Море волнуется – раз - стр. 9
– Может, ты с ним встретишься?
– С кем? – испугалась Тамара.
– Ну, с Пашкой.
– Зачем? Что я ему скажу? Мы всю дорогу только погоду и обсуждаем.
Хотелось бы, конечно, это исправить. Но в присутствии Ладкиного брата обычная Тамарина уверенность бросала ее на произвол судьбы, улетучиваясь без остатка. И снова, как в десятом классе, невозможно было выговорить ни словечка, ни посмотреть в глаза, ни сохранить нормальное выражение лица. Глупая улыбка расползалась от уха до уха, и Пашка наверняка был убежден, что подруга сестры – натуральная идиотка.
Нет, не может она с ним встретиться! Нет, нет и нет.
– Да, да, да, – сказала Соня настойчиво. – Должны мы Ладке помочь или не должны?
– Как помочь? В чем? – простонала Тамара.
– В чем-нибудь. Скажи Пашке, что мы волнуемся, переживаем за нее, что надо предпринимать уже решительные действия, а не смотреть, как бедная девочка убивается на работе и голодает!
– Она у родителей ест, – быстро возразила Тамара. – Ладка же готовить не умеет совсем. Наверное, потому и холодильник пустой!
Минут двадцать они еще спорили, совершенно позабыв о Митьке, в голове которого зрела мысль о возможной мести. Пусть себе планируют благородное дело, у него совсем другой план, и это вполне можно совместить. Хотя бы попробовать.

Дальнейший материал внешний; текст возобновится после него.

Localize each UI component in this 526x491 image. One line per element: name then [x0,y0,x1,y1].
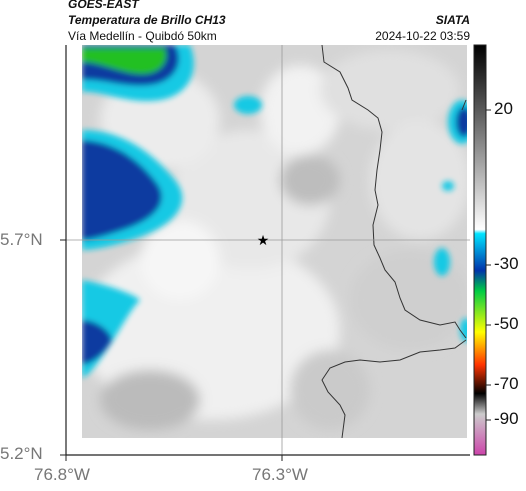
department-borders [321,45,467,438]
x-tick-label: 76.8°W [34,465,90,484]
product-title: Temperatura de Brillo CH13 [68,13,226,27]
region-label: Vía Medellín - Quibdó 50km [68,29,217,43]
y-tick-label: 5.2°N [0,444,43,463]
agency-label: SIATA [435,13,470,27]
colorbar-label: -90 [494,409,519,428]
colorbar-label: 20 [494,99,513,118]
y-tick-label: 5.7°N [0,230,43,249]
colorbar-label: -70 [494,374,519,393]
satellite-imagery [82,45,467,438]
cold-cloud-tops [82,45,467,378]
colorbar [473,44,487,456]
satellite-label: GOES-EAST [68,0,139,11]
colorbar-label: -30 [494,254,519,273]
star-icon: ★ [257,233,270,249]
x-tick-label: 76.3°W [252,465,308,484]
datetime-label: 2024-10-22 03:59 [375,29,470,43]
colorbar-label: -50 [494,314,519,333]
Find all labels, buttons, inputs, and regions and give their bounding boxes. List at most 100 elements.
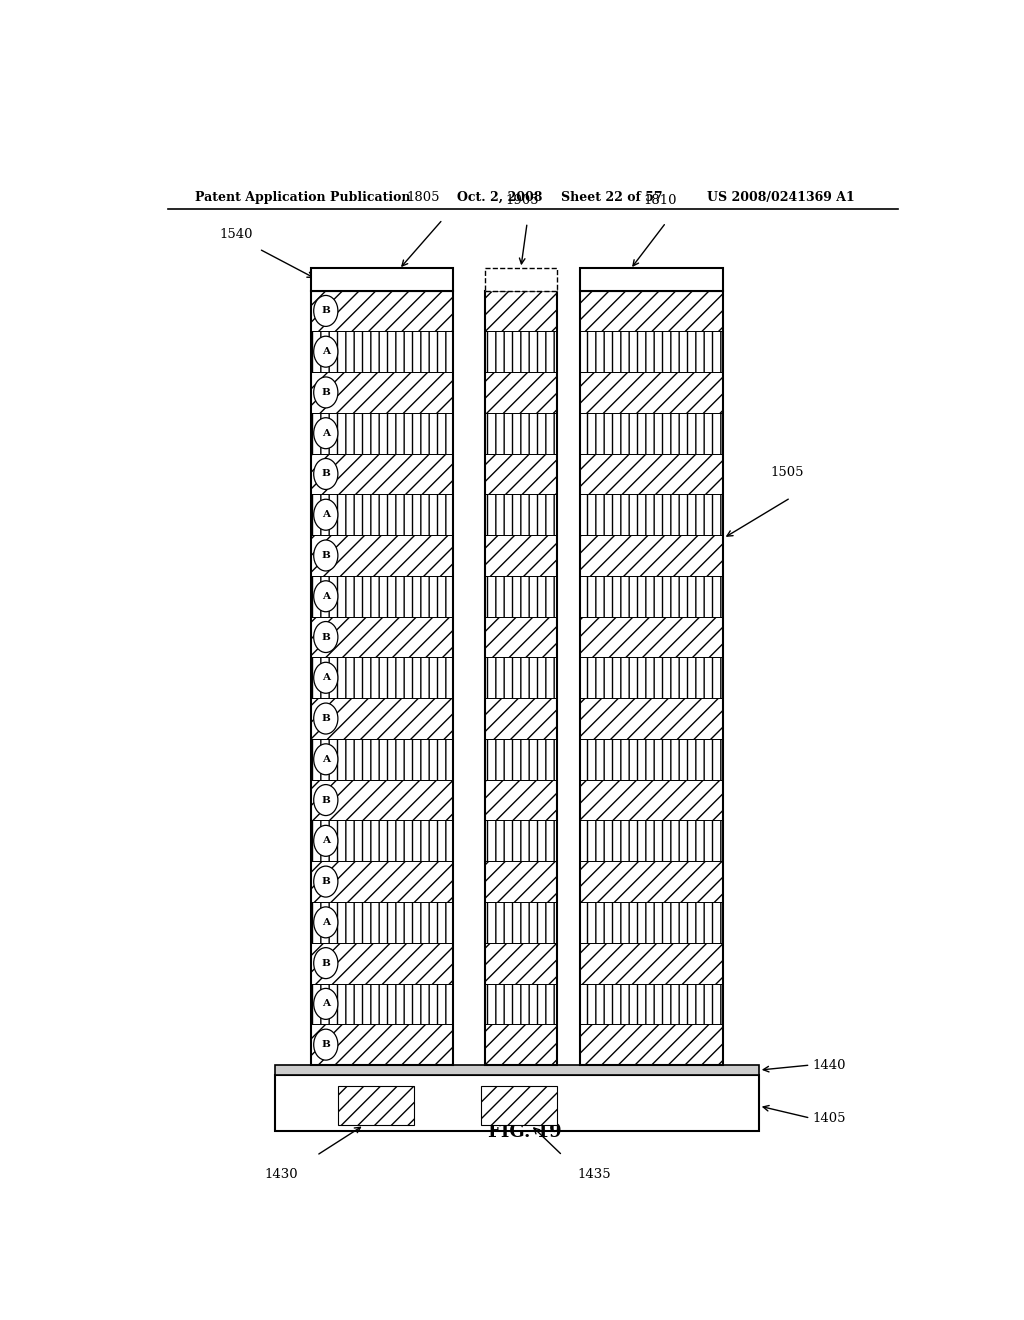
Text: 1505: 1505 [771, 466, 804, 479]
Bar [485, 290, 557, 331]
Bar [581, 413, 723, 454]
Bar [581, 495, 723, 535]
Bar [485, 535, 557, 576]
Bar [310, 616, 454, 657]
Text: Patent Application Publication: Patent Application Publication [196, 190, 411, 203]
Text: B: B [322, 876, 330, 886]
Text: B: B [322, 1040, 330, 1049]
Bar [581, 861, 723, 902]
Bar [485, 331, 557, 372]
Bar [310, 495, 454, 535]
Bar [581, 372, 723, 413]
Text: A: A [322, 511, 330, 519]
Circle shape [313, 458, 338, 490]
Bar [310, 821, 454, 861]
Circle shape [313, 499, 338, 531]
Bar [581, 942, 723, 983]
Circle shape [313, 825, 338, 857]
Bar [581, 454, 723, 495]
Text: 1435: 1435 [578, 1168, 611, 1180]
Circle shape [313, 704, 338, 734]
Bar [581, 821, 723, 861]
Bar [310, 657, 454, 698]
Bar [485, 657, 557, 698]
Text: US 2008/0241369 A1: US 2008/0241369 A1 [708, 190, 855, 203]
Bar [581, 983, 723, 1024]
Text: B: B [322, 632, 330, 642]
Text: Oct. 2, 2008: Oct. 2, 2008 [458, 190, 543, 203]
Bar [310, 413, 454, 454]
Text: 1540: 1540 [219, 228, 253, 240]
Bar [481, 1086, 557, 1125]
Text: A: A [322, 673, 330, 682]
Bar [581, 902, 723, 942]
Circle shape [313, 907, 338, 937]
Bar [485, 372, 557, 413]
Circle shape [313, 948, 338, 978]
Bar [310, 290, 454, 331]
Bar [310, 780, 454, 821]
Circle shape [313, 866, 338, 898]
Bar [581, 290, 723, 331]
Bar [310, 861, 454, 902]
Text: 1805: 1805 [407, 191, 439, 205]
Text: B: B [322, 306, 330, 315]
Bar [274, 1065, 759, 1076]
Bar [581, 1024, 723, 1065]
Bar [581, 698, 723, 739]
Circle shape [313, 417, 338, 449]
Circle shape [313, 1030, 338, 1060]
Bar [310, 902, 454, 942]
Bar [485, 290, 557, 1065]
Bar [310, 942, 454, 983]
Bar [485, 495, 557, 535]
Bar [581, 331, 723, 372]
Bar [581, 576, 723, 616]
Text: A: A [322, 429, 330, 438]
Bar [274, 1076, 759, 1131]
Circle shape [313, 743, 338, 775]
Circle shape [313, 989, 338, 1019]
Text: A: A [322, 999, 330, 1008]
Text: B: B [322, 388, 330, 397]
Text: FIG. 19: FIG. 19 [488, 1123, 561, 1140]
Bar [485, 739, 557, 780]
Bar [581, 290, 723, 1065]
Bar [581, 616, 723, 657]
Bar [485, 942, 557, 983]
Bar [310, 268, 454, 290]
Text: B: B [322, 550, 330, 560]
Text: 1905: 1905 [506, 194, 540, 207]
Text: B: B [322, 470, 330, 478]
Bar [485, 1024, 557, 1065]
Bar [310, 739, 454, 780]
Text: 1440: 1440 [813, 1059, 847, 1072]
Bar [310, 372, 454, 413]
Bar [485, 698, 557, 739]
Text: A: A [322, 347, 330, 356]
Bar [581, 657, 723, 698]
Text: A: A [322, 917, 330, 927]
Bar [485, 821, 557, 861]
Bar [485, 780, 557, 821]
Bar [485, 902, 557, 942]
Bar [485, 861, 557, 902]
Circle shape [313, 378, 338, 408]
Bar [581, 535, 723, 576]
Circle shape [313, 540, 338, 572]
Text: 1405: 1405 [813, 1111, 847, 1125]
Text: 1810: 1810 [644, 194, 677, 207]
Bar [485, 413, 557, 454]
Bar [581, 739, 723, 780]
Bar [310, 576, 454, 616]
Text: Sheet 22 of 57: Sheet 22 of 57 [560, 190, 663, 203]
Bar [485, 454, 557, 495]
Bar [485, 983, 557, 1024]
Bar [581, 780, 723, 821]
Circle shape [313, 784, 338, 816]
Bar [485, 268, 557, 290]
Text: A: A [322, 755, 330, 764]
Bar [310, 331, 454, 372]
Bar [310, 535, 454, 576]
Circle shape [313, 622, 338, 652]
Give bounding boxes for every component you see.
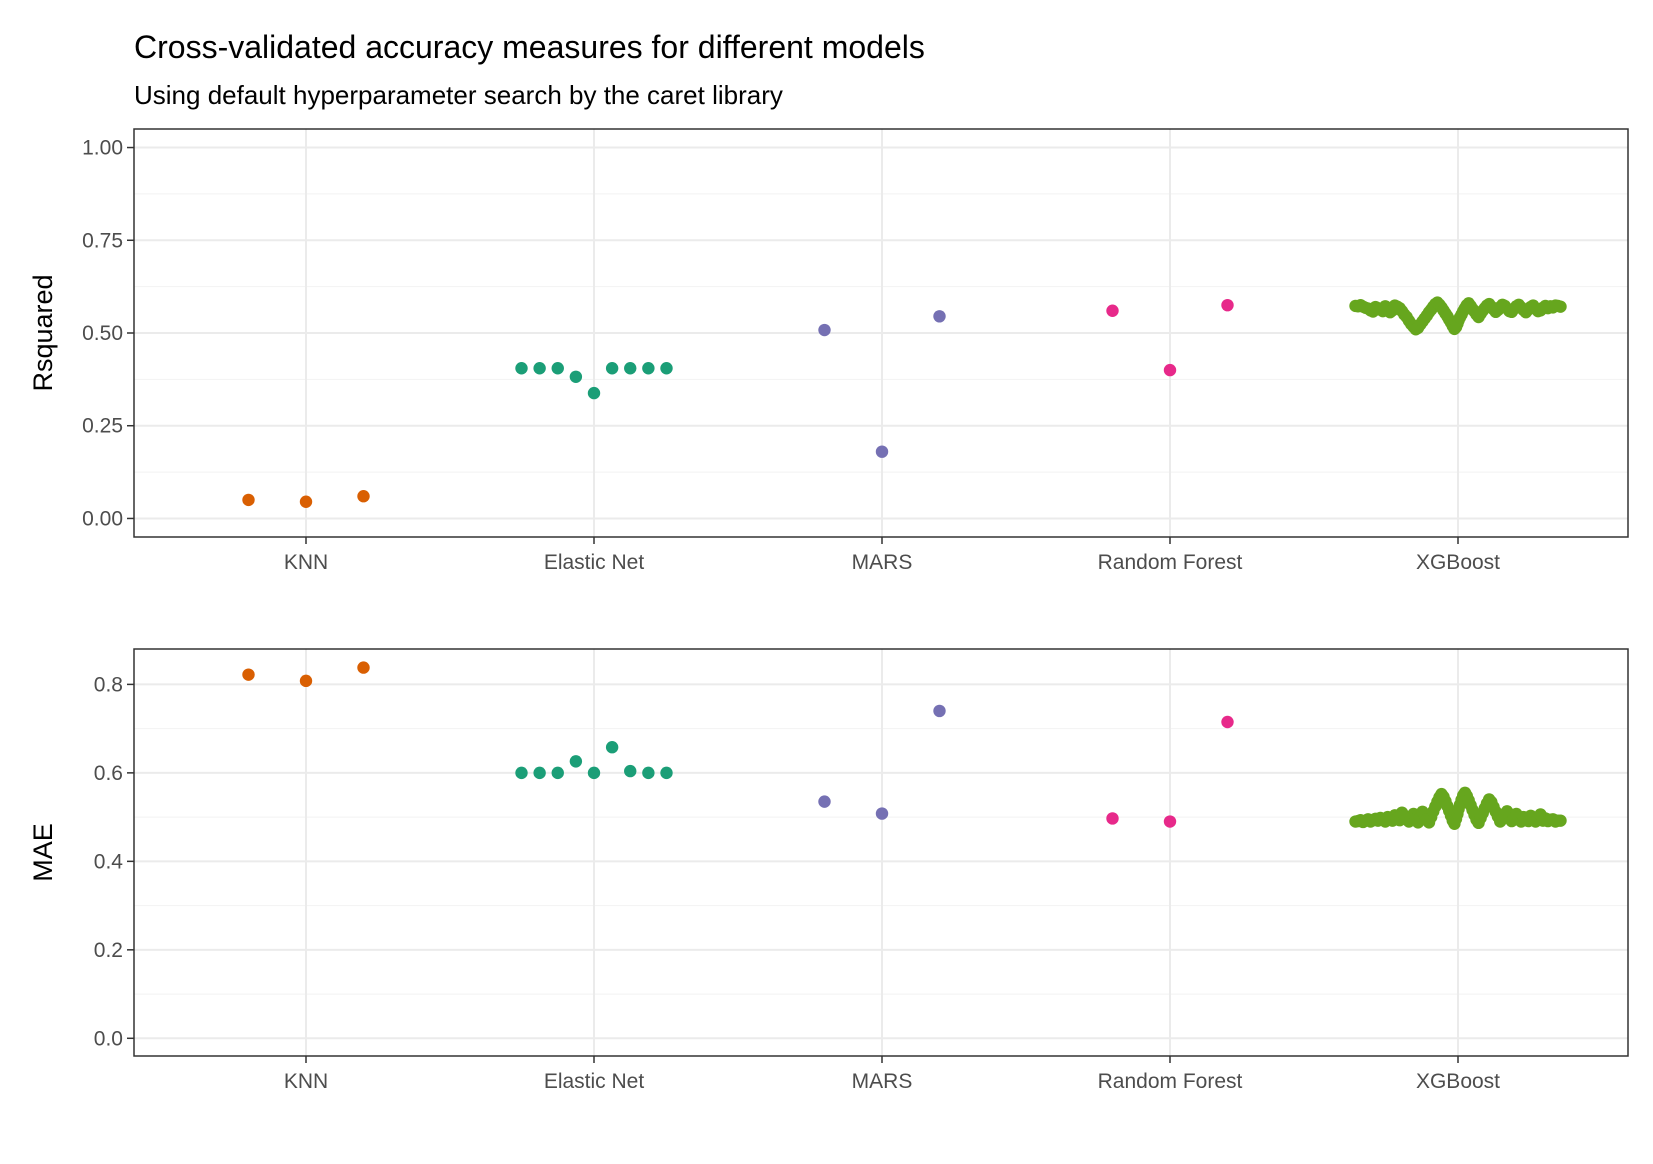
y-tick-label: 0.25 (82, 415, 123, 438)
point-random-forest (1163, 815, 1177, 828)
y-tick-label: 1.00 (82, 137, 123, 160)
point-random-forest (1221, 298, 1234, 312)
panel-rsquared: 0.00 0.25 0.50 0.75 1.00 KNN Elastic Net MARS Ra… (28, 128, 1629, 574)
x-tick-label: KNN (284, 551, 328, 574)
y-tick-label: 0.6 (94, 762, 123, 785)
point-xgboost (1554, 300, 1567, 313)
point-elastic-net (533, 766, 546, 780)
y-axis-title: MAE (28, 823, 58, 882)
point-elastic-net (551, 362, 564, 375)
point-random-forest (1106, 304, 1119, 317)
point-mars (875, 807, 889, 820)
panels-layer: 0.00 0.25 0.50 0.75 1.00 KNN Elastic Net MARS Ra… (28, 128, 1629, 1093)
point-mars (875, 445, 889, 458)
point-xgboost (1554, 814, 1567, 827)
x-tick-label: MARS (852, 1070, 913, 1093)
point-elastic-net (660, 362, 673, 375)
point-elastic-net (642, 766, 655, 780)
point-mars (818, 795, 831, 808)
chart-title: Cross-validated accuracy measures for di… (134, 29, 925, 65)
y-tick-label: 0.8 (94, 673, 123, 696)
point-elastic-net (551, 766, 564, 780)
x-tick-label: KNN (284, 1070, 328, 1093)
point-elastic-net (533, 362, 546, 375)
point-elastic-net (605, 362, 619, 375)
y-tick-label: 0.75 (82, 229, 123, 252)
point-knn (242, 493, 255, 507)
x-tick-label: Elastic Net (544, 1070, 645, 1093)
point-random-forest (1163, 363, 1177, 377)
y-tick-label: 0.4 (94, 850, 124, 873)
y-tick-label: 0.2 (94, 939, 123, 962)
x-tick-label: Random Forest (1098, 551, 1243, 574)
panel-mae: 0.0 0.2 0.4 0.6 0.8 KNN Elastic Net MARS Random … (28, 648, 1629, 1093)
point-mars (818, 323, 831, 337)
x-tick-label: XGBoost (1416, 551, 1500, 574)
point-mars (933, 310, 946, 323)
point-elastic-net (569, 370, 583, 383)
point-elastic-net (515, 362, 528, 375)
x-tick-label: Elastic Net (544, 551, 645, 574)
point-mars (933, 704, 946, 718)
point-knn (242, 668, 255, 681)
x-tick-label: Random Forest (1098, 1070, 1243, 1093)
point-random-forest (1106, 812, 1119, 825)
y-axis-title: Rsquared (28, 274, 58, 391)
x-tick-label: MARS (852, 551, 913, 574)
point-elastic-net (660, 766, 673, 780)
point-elastic-net (587, 386, 601, 400)
y-tick-label: 0.0 (94, 1027, 123, 1050)
chart-subtitle: Using default hyperparameter search by t… (134, 80, 783, 110)
point-knn (299, 674, 313, 688)
point-elastic-net (642, 362, 655, 375)
point-knn (357, 661, 370, 674)
point-elastic-net (624, 764, 637, 778)
panel-border (133, 648, 1629, 1057)
point-knn (357, 490, 370, 503)
point-elastic-net (624, 362, 637, 375)
point-random-forest (1221, 715, 1234, 729)
point-elastic-net (587, 766, 601, 780)
point-elastic-net (605, 741, 619, 754)
point-elastic-net (515, 766, 528, 780)
y-tick-label: 0.00 (82, 507, 123, 530)
point-elastic-net (569, 755, 583, 768)
point-knn (299, 495, 313, 508)
x-tick-label: XGBoost (1416, 1070, 1500, 1093)
y-tick-label: 0.50 (82, 322, 123, 345)
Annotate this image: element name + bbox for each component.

Самое паршивое, что день никак не хотел кончаться, а спать тянуло неумолимо. Вот прямо тянуло! Голова свешивалась на грудь, глаза то и дело закрывались, и он вздрагивал от собственного храпа.
Кошмар какой-то!
– Темка, ляг ты, Христа ради, – взмолился Еремеич, оттесняя его от штурвала, – сколь уже не спал-то! И чего вообще поперлись? Ну, постояли бы еще денек, отдохнул бы толком.
– Отдохнул, – передразнил Артем ворчливо, – а работает пускай Пушкин Александр Сергеевич!
– Молодец, начитанный, – одобрил старик, – а в книжках вот учат старших уважать и слушаться. Что ты, мне не доверяешь, что ли? Ну то-то, иди давай тогда отсюдова.
Артем знал, что старик прав. Надо выспаться. Из последних сил управлять яхтой – глупо и опасно. Еще в мореходке учили не рисковать попусту, чудеса выносливости не демонстрировать, и лучше вздремнуть пару часиков, чем крутить штурвал трясущимися от усталости руками.
Он потер глаза и вышел из рубки.
Еремеич справится, конечно, это не вопрос. Но Артем до смерти не любил перекладывать работу на чужие плечи. Даже если это сильные и надежные плечи деда.
Дед его вырастил, хотя был вовсе не родным, а каким-то там пятиюродным дядей Артемовой беспутной матушки, которой тридцать три года назад пришло в голову закрутить курортный роман, а результат романа вернуть сюда же, на юг. Кроме Еремеича у нее были, наверное, еще родственники, но ни один из них не горел желанием воспитывать чужого младенца. А деду пришлось. Когда племяшка, каждый год гостившая в его хибарке, прикатила однажды с трехлетним бутузом и в очередной раз пустилась во все тяжкие, Еремеич заявил, что ребенка к такой матери подпускать нельзя. В ответ услышал: «Ну и забирай его себе!» Думал, шутка такая, оправдывал неопытностью и юношеским максимализмом. Но ошибся. Потом надеялся, что молодая мамаша опомнится и приедет за Темкой. Она не появлялась, а вскоре Еремеич понял, что пацана никому не отдаст. Он всю жизнь жил бобылем, и с малолеткой пришлось ему трудновато, особенно зимой – «Никакого же промыслу тебе», уточнял дед, – но они справились.